Yes, almost exactly like that. Except what I was imagining is something pedagogically-tuned. One that would help a faculty member using WordPress think through ways to use the platform for teaching. So tech guidance, a little, but also nudging folks toward thinking about the pedagogical possibilities of the platform. There are a bunch of LMS-style themes and plugins. But nothing I’ve found yet that is more critically oriented or aimed at helping folks build student-centered learning spaces with WordPress. Honestly, your approach to “cleansing the dashboard” is a good first step. In some ways, that dashboard too strongly dictates how one ought to use or think about WordPress. We all see through the dashboard to some extent, because we’ve been using it for so long. But I watch a lot of new users tussle with it, and even though I think it has improved considerably over the years, it’s still a bear. And not A Single Bear.

The raw bones of that plugin seem like it might enable that path. It’s on my list of things to do . . .

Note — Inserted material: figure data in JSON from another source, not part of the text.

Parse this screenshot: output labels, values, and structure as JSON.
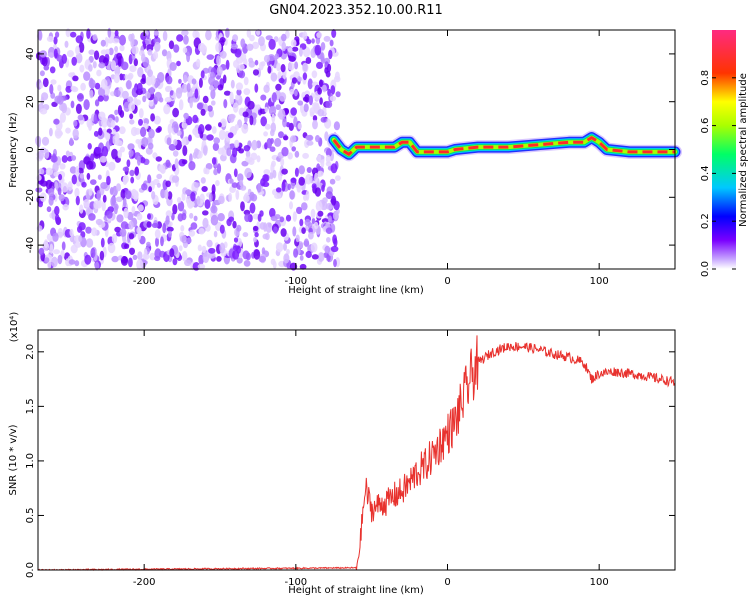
{
  "figure_title": "GN04.2023.352.10.00.R11",
  "chart_data": [
    {
      "type": "heatmap",
      "xlabel": "Height of straight line (km)",
      "ylabel": "Frequency (Hz)",
      "xlim": [
        -270,
        150
      ],
      "ylim": [
        -50,
        50
      ],
      "xticks": [
        -200,
        -100,
        0,
        100
      ],
      "xtick_labels": [
        "-200",
        "-100",
        "0",
        "100"
      ],
      "yticks": [
        -40,
        -20,
        0,
        20,
        40
      ],
      "ytick_labels": [
        "-40",
        "-20",
        "0",
        "20",
        "40"
      ],
      "noise_region_x": [
        -270,
        -72
      ],
      "signal_track": {
        "description_x": [
          -75,
          -70,
          -65,
          -60,
          -35,
          -30,
          -25,
          -20,
          -5,
          0,
          5,
          20,
          40,
          60,
          80,
          90,
          95,
          100,
          105,
          120,
          150
        ],
        "frequency_hz": [
          4,
          0,
          -2,
          1,
          1,
          3,
          3,
          -1,
          -1,
          -1,
          0,
          1,
          1,
          2,
          3,
          3,
          5,
          3,
          0,
          -1,
          -1
        ]
      },
      "colorbar": {
        "label": "Normalized spectral amplitude",
        "range": [
          0.0,
          1.0
        ],
        "ticks": [
          0.0,
          0.2,
          0.4,
          0.6,
          0.8
        ],
        "tick_labels": [
          "0.0",
          "0.2",
          "0.4",
          "0.6",
          "0.8"
        ]
      },
      "grid": false
    },
    {
      "type": "line",
      "xlabel": "Height of straight line (km)",
      "ylabel": "SNR (10 * v/v)",
      "y_multiplier": "(x10⁴)",
      "xlim": [
        -270,
        150
      ],
      "ylim": [
        0,
        2.2
      ],
      "xticks": [
        -200,
        -100,
        0,
        100
      ],
      "xtick_labels": [
        "-200",
        "-100",
        "0",
        "100"
      ],
      "yticks": [
        0.0,
        0.5,
        1.0,
        1.5,
        2.0
      ],
      "ytick_labels": [
        "0.0",
        "0.5",
        "1.0",
        "1.5",
        "2.0"
      ],
      "series": [
        {
          "color": "#e8322e",
          "x": [
            -270,
            -60,
            -58,
            -56,
            -54,
            -52,
            -50,
            -45,
            -40,
            -35,
            -30,
            -25,
            -20,
            -15,
            -10,
            -5,
            0,
            5,
            10,
            15,
            20,
            30,
            40,
            50,
            60,
            70,
            80,
            90,
            95,
            100,
            110,
            120,
            130,
            140,
            150
          ],
          "y": [
            0.0,
            0.02,
            0.2,
            0.5,
            0.75,
            0.65,
            0.55,
            0.6,
            0.62,
            0.68,
            0.72,
            0.8,
            0.9,
            0.95,
            1.05,
            1.15,
            1.25,
            1.35,
            1.55,
            1.75,
            1.9,
            2.0,
            2.05,
            2.05,
            2.02,
            1.98,
            1.95,
            1.9,
            1.75,
            1.8,
            1.82,
            1.8,
            1.78,
            1.75,
            1.72
          ]
        }
      ],
      "grid": false
    }
  ]
}
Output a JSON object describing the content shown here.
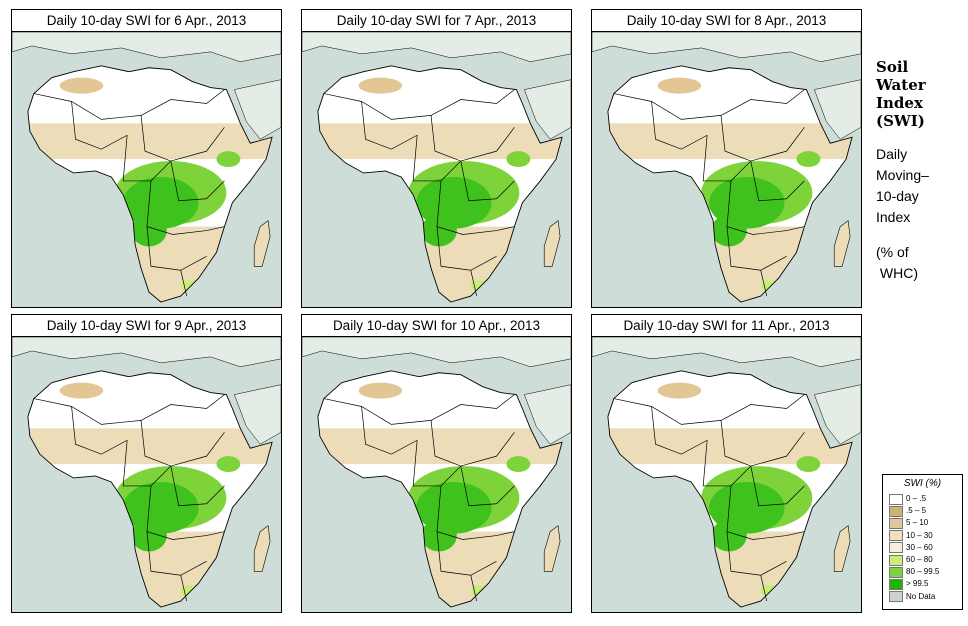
{
  "panels": [
    {
      "title": "Daily 10-day SWI for  6 Apr., 2013"
    },
    {
      "title": "Daily 10-day SWI for  7 Apr., 2013"
    },
    {
      "title": "Daily 10-day SWI for  8 Apr., 2013"
    },
    {
      "title": "Daily 10-day SWI for  9 Apr., 2013"
    },
    {
      "title": "Daily 10-day SWI for  10 Apr., 2013"
    },
    {
      "title": "Daily 10-day SWI for  11 Apr., 2013"
    }
  ],
  "sidebar": {
    "heading_lines": [
      "Soil",
      "Water",
      "Index",
      "(SWI)"
    ],
    "subtitle_lines": [
      "Daily",
      "Moving–",
      "10-day",
      "Index"
    ],
    "unit_lines": [
      "(% of",
      " WHC)"
    ]
  },
  "legend": {
    "title": "SWI (%)",
    "items": [
      {
        "label": "0 – .5",
        "color": "#ffffff"
      },
      {
        "label": ".5 – 5",
        "color": "#cdb27d"
      },
      {
        "label": "5 – 10",
        "color": "#e2c795"
      },
      {
        "label": "10 – 30",
        "color": "#efdfbb"
      },
      {
        "label": "30 – 60",
        "color": "#f6f0d6"
      },
      {
        "label": "60 – 80",
        "color": "#c8ee7a"
      },
      {
        "label": "80 – 99.5",
        "color": "#7ed33a"
      },
      {
        "label": "> 99.5",
        "color": "#1fb400"
      },
      {
        "label": "No Data",
        "color": "#c9d3cf"
      }
    ]
  },
  "colors": {
    "ocean": "#cfddd8",
    "desert": "#ffffff",
    "sahel": "#ecdcb8",
    "wet": "#3fc21e"
  }
}
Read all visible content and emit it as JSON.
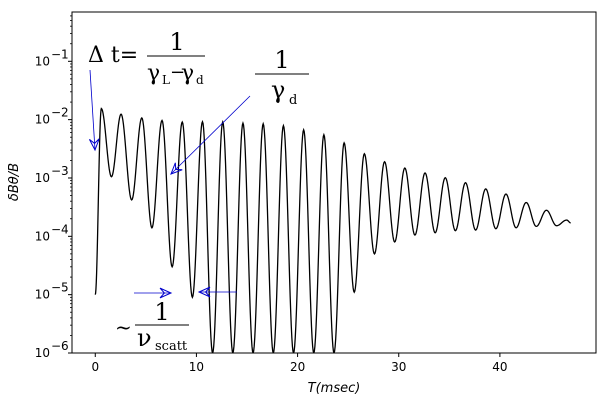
{
  "chart_data": {
    "type": "line",
    "title": "",
    "xlabel": "T(msec)",
    "ylabel": "δBθ/B",
    "xlim": [
      -2.3,
      49.5
    ],
    "ylim": [
      1e-06,
      0.7
    ],
    "yscale": "log",
    "grid": false,
    "line_color": "#000000",
    "annotation_color": "#0000cc",
    "x_ticks": [
      {
        "value": 0,
        "label": "0"
      },
      {
        "value": 10,
        "label": "10"
      },
      {
        "value": 20,
        "label": "20"
      },
      {
        "value": 30,
        "label": "30"
      },
      {
        "value": 40,
        "label": "40"
      }
    ],
    "y_ticks": [
      {
        "value": 1e-06,
        "base": "10",
        "exp": "−6"
      },
      {
        "value": 1e-05,
        "base": "10",
        "exp": "−5"
      },
      {
        "value": 0.0001,
        "base": "10",
        "exp": "−4"
      },
      {
        "value": 0.001,
        "base": "10",
        "exp": "−3"
      },
      {
        "value": 0.01,
        "base": "10",
        "exp": "−2"
      },
      {
        "value": 0.1,
        "base": "10",
        "exp": "−1"
      }
    ],
    "series": [
      {
        "start": {
          "x": 0.0,
          "y": 1e-05
        },
        "peaks": [
          [
            0.6,
            0.0155
          ],
          [
            2.55,
            0.0124
          ],
          [
            4.6,
            0.0107
          ],
          [
            6.6,
            0.0097
          ],
          [
            8.6,
            0.0091
          ],
          [
            10.6,
            0.0092
          ],
          [
            12.6,
            0.0091
          ],
          [
            14.6,
            0.0087
          ],
          [
            16.6,
            0.0085
          ],
          [
            18.6,
            0.0079
          ],
          [
            20.6,
            0.0067
          ],
          [
            22.6,
            0.0055
          ],
          [
            24.6,
            0.004
          ],
          [
            26.6,
            0.0026
          ],
          [
            28.6,
            0.0019
          ],
          [
            30.6,
            0.00148
          ],
          [
            32.6,
            0.00122
          ],
          [
            34.6,
            0.00101
          ],
          [
            36.6,
            0.00083
          ],
          [
            38.6,
            0.00065
          ],
          [
            40.6,
            0.00053
          ],
          [
            42.6,
            0.00038
          ],
          [
            44.6,
            0.00028
          ],
          [
            46.6,
            0.00019
          ]
        ],
        "troughs": [
          [
            1.6,
            0.00105
          ],
          [
            3.6,
            0.00042
          ],
          [
            5.6,
            0.00014
          ],
          [
            7.6,
            3e-05
          ],
          [
            9.6,
            9e-06
          ],
          [
            11.6,
            1e-06
          ],
          [
            13.6,
            1e-06
          ],
          [
            15.6,
            1e-06
          ],
          [
            17.6,
            1e-06
          ],
          [
            19.6,
            1e-06
          ],
          [
            21.6,
            1e-06
          ],
          [
            23.6,
            1e-06
          ],
          [
            25.6,
            1.1e-05
          ],
          [
            27.6,
            5e-05
          ],
          [
            29.6,
            8e-05
          ],
          [
            31.6,
            0.000105
          ],
          [
            33.6,
            0.000115
          ],
          [
            35.6,
            0.000125
          ],
          [
            37.6,
            0.000128
          ],
          [
            39.6,
            0.000135
          ],
          [
            41.6,
            0.00014
          ],
          [
            43.6,
            0.000148
          ],
          [
            45.6,
            0.000152
          ]
        ],
        "end": {
          "x": 47.0,
          "y": 0.00017
        }
      }
    ],
    "annotations": {
      "delta_t": {
        "lhs": "Δ  t=",
        "numerator": "1",
        "den_a": "γ",
        "den_a_sub": "L",
        "minus": "−",
        "den_b": "γ",
        "den_b_sub": "d"
      },
      "gamma_d": {
        "numerator": "1",
        "den": "γ",
        "den_sub": "d"
      },
      "nu_scatt": {
        "prefix": "~",
        "numerator": "1",
        "den": "ν",
        "den_sub": "scatt"
      }
    }
  }
}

Random Unoriginal Thoughts
I think Discourse gives more tools/capabilities as you spend time/do things in the platform. I wonder about that kind of release of complexity but it makes other things much more of a hassle because you have varying interfaces per person which generally creates confusion.

I think more and more along the lines of SPLOTs and streamlining whatever tool to the bare minimum for the task/process (but also fight with myself about that). It certainly gets more people moving faster towards the stated goal.

For the anth101 site, Mike and Ryan were dealing with many, many hundreds of students so we ended up with the interface below. It’s an attempt to customize the interface so you have only what you need and does things like changing the generic term “categories” to “What challenge is this?”
anti 101 - bare admin editor
I don’t know if this removes students from the possible understanding that challenges are categories and so prevents them from ever really getting that categories can be used to do X and Y (not to mention Z). There are probably lots of scenarios where that’s not happening anyway (so you have the penalty and no benefit) but I think this kind of streamlining probably further lessens any incidental learning that might occur otherwise.

Slippery slopes, unintentional consequences, digital fluency, barriers to entry, as simple as possible but not simpler etc. etc. I’ve yet to find a happy path between endless attempts to figure this out and actually getting lots of stuff done.